For me, it’s the variable known in the make source as “environ”, which isn't 
what my gdb calls environ but what it calls ‘environ@@GLIBC_2.0' which has been 
corrupted, by the second call to recursively_expand_for_file, not, far as I 
sampled, the environment variables it points to.  gdb alleged to let me set a 
hardware watch point on it but it didn't fire.  It seems to have been corrupted 
to point into the middle of an environment variable.  So what should be an 
array of character pointers is an array of characters.  Interpreting those as 
character pointers promptly doesn't go so well.  It’s already changed, for me, 
by the call to free_childbase.

…

And vfork is where that happens.  If I’ve followed the thicket of #ifdef 
correctly and understood the vfork man page, then this is illegal when using 
vfork:

https://github.com/mirror/make/blob/master/src/job.c#L2556

(I’d use the savannah git web thing but I don’t see line number links.)

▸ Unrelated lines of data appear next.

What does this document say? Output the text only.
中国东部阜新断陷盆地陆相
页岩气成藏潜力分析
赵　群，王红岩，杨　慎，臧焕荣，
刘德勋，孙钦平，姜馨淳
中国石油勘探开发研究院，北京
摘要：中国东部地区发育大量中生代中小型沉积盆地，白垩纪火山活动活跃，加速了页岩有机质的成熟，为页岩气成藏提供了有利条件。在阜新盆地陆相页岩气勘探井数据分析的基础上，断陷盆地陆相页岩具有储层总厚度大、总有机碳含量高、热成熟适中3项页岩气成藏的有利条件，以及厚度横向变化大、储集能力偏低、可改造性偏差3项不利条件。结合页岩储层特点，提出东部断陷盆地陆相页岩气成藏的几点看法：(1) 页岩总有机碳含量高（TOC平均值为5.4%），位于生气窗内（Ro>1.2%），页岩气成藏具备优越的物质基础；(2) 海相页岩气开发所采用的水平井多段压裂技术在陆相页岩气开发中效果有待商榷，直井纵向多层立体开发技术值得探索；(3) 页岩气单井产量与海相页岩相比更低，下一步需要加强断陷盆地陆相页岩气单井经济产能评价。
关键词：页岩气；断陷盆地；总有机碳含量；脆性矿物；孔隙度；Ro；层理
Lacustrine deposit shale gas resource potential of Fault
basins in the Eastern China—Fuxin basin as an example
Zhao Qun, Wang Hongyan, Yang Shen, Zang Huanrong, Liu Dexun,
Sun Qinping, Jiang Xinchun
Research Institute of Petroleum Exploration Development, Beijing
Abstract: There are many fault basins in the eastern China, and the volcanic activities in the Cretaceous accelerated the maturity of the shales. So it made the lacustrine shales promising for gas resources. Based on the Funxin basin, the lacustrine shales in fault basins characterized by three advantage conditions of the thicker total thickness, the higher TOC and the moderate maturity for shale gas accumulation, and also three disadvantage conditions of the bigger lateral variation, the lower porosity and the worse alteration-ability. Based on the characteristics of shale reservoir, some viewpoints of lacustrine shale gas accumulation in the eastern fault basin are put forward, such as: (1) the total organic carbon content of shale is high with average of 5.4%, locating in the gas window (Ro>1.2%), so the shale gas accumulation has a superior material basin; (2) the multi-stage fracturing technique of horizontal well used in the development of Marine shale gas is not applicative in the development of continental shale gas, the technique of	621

The corruption happening in another process would explain the hardware watch 
point not catching it.  The “blame“ says that dodgy assignment is 28 years old 
but, as was recently topical again, we have stopped using posix_spawn instead 
of vfork with old libc versions and this code for copying the environment 
definitions of recursively expanded variables for $(shell) invocations is even 
newer.  Perhaps Make didn’t otherwise use the environ variable that it’s 
illegally corrupted for the last three decades.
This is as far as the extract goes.